Le diagnostic des hémopathies malignes (leucémies et lymphomes) se base sur les arguments cliniques mais surtout sur divers examens biologiques à savoir la numération de la formule sanguine, le myélogramme (avec étude morphologique et cytochimique), l’immuno-phénotypage, la cytogénétique, la biologie moléculaire, la biopsie ostéo-medullaire, la biopsie ganglionnaire (avec étude cytopathologique ou histopathologique). Dans le but du diagnostic d’extension, l’imagerie est utile (radiographie standard, échographie, scanner, Irm).
Le diagnostic des tumeurs solides fréquentes se base sur l’imagerie, les examens anatomopathologiques et la plupart des examens biologiques cités plus haut.
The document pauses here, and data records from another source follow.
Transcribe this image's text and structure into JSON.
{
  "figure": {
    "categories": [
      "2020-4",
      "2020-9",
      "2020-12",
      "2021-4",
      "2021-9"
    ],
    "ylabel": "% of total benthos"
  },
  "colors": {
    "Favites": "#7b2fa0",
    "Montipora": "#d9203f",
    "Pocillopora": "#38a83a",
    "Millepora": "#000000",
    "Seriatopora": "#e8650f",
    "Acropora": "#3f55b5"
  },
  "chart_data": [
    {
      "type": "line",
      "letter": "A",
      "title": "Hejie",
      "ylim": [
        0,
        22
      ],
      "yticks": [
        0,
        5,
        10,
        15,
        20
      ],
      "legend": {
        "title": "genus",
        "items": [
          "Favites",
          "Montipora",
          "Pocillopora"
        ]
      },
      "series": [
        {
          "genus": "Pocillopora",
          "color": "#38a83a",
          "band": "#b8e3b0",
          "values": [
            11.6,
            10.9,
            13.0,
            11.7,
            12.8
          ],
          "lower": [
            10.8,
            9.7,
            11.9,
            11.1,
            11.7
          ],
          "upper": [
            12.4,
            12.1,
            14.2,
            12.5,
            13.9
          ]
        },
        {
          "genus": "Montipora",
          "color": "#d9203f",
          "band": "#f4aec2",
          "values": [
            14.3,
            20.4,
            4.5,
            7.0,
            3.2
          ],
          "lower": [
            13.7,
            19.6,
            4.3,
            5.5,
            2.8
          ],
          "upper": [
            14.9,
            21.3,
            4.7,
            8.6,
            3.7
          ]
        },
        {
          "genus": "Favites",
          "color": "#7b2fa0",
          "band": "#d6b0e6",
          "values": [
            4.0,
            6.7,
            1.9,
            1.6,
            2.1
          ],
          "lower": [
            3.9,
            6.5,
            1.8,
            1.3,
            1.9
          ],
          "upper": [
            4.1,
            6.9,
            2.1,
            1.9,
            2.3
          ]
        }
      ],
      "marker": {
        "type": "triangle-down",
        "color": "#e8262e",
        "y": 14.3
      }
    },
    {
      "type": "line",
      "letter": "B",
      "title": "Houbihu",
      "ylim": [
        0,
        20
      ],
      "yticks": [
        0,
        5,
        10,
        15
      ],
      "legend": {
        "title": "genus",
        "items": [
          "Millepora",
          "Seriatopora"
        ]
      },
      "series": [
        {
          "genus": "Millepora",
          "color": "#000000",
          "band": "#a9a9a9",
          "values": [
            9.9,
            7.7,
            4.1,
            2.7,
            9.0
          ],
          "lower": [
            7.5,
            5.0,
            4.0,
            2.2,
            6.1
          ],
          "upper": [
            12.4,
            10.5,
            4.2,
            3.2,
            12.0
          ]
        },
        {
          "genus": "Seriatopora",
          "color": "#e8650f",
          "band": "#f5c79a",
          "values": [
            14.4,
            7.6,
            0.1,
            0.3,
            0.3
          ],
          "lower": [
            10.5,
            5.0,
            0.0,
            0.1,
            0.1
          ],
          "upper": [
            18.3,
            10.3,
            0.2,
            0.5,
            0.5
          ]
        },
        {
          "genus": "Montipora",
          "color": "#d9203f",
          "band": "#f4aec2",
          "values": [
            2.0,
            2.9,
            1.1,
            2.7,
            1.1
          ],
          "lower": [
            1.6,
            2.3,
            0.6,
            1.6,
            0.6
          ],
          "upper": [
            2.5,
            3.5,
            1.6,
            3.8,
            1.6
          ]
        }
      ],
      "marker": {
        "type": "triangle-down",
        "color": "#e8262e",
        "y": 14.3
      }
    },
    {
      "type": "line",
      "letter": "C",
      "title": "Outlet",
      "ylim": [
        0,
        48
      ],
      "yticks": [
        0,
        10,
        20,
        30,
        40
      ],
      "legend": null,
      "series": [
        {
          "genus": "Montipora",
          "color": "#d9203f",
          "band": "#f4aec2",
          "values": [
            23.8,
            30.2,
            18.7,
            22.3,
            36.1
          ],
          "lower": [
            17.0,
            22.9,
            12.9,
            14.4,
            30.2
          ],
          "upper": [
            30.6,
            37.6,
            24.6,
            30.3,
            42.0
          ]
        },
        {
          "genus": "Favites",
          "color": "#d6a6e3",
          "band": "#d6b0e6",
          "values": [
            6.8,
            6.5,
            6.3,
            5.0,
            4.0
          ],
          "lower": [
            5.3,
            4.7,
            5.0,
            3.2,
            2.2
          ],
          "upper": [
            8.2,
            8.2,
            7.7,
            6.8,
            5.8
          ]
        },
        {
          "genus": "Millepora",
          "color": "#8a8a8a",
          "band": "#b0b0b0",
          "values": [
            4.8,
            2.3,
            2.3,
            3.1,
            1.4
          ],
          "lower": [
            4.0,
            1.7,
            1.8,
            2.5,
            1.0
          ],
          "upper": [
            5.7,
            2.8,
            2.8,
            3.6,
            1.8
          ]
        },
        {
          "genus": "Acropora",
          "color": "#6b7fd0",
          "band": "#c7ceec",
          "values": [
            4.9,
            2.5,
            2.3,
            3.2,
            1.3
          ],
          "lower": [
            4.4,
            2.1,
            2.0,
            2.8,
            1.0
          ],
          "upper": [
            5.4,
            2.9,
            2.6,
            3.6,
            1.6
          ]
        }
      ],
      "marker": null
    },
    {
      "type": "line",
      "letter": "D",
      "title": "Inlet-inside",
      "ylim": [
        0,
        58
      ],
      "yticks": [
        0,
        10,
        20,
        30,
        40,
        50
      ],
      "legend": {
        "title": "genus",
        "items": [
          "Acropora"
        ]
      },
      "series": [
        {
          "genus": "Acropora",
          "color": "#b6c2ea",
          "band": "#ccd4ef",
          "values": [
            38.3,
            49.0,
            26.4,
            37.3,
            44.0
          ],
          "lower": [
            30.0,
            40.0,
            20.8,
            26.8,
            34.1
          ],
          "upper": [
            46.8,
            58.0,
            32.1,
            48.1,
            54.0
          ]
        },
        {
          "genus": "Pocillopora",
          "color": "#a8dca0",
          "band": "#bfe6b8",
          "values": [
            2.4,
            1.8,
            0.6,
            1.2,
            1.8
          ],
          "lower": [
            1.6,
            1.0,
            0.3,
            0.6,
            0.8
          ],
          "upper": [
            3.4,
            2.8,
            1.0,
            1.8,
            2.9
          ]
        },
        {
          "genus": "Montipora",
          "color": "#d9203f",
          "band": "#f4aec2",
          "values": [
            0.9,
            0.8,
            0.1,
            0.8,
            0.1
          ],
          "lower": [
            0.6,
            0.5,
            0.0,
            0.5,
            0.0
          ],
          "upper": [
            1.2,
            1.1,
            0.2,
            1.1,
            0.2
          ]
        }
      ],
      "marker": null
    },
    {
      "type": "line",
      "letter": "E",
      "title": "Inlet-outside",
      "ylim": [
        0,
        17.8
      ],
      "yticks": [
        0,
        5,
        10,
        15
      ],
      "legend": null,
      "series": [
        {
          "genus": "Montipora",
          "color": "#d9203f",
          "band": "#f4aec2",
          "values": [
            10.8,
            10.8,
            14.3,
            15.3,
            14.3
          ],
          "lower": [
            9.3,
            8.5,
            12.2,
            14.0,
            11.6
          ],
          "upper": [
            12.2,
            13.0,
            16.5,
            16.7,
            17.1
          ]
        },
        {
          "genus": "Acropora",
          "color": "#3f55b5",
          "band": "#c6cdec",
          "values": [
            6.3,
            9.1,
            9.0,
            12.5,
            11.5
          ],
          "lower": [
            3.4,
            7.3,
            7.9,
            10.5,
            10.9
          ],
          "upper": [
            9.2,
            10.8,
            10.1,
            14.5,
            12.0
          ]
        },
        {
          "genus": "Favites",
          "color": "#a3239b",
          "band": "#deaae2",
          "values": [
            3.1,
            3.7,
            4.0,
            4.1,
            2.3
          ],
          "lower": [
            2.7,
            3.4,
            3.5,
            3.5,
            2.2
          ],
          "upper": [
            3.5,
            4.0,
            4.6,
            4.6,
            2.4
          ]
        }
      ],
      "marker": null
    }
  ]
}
Le niveau socioéconomique de la population ne permet pas de prendre en charge le bilan diagnostic et plus de 80 % des enfants sont vus tardivement, à un stade de complications. Ce constat a motivé une sensibilisation sur le diagnostic précoce et la sollicitation des organismes caritatifs pour un soutien au diagnostic.

Quelles sont les causes de cette maladie chez l’enfant ?

Des agents infectieux peuvent être à l’origine des cancers. Des causes ont été évoquées pour expliquer la survenue des cancers sans toutefois être confirmées partout. Certains virus peuvent être à l’origine des lymphomes comme celui de l’hépatite ou du Vih. Celui de l’hépatite B peut être à l’origine du cancer du foie. Un enfant malnutri qui a son foie totalement atteint peut développer un cancer.
De la même manière, l’exposition à certains facteurs cancérigènes tels que les hydrocarbures peuvent en être également la cause. Il n’est pas rare d’observer chez nous des mères qui se livrent à la vente de l’essence frelatée avec des nourrissons au dos. Ces bébés inhalent malheureusement l’odeur de l’essence pendant trois, quatre ou cinq ans selon les cas avant de commencer l’école. Ce sont des facteurs qui aggravent le cancer.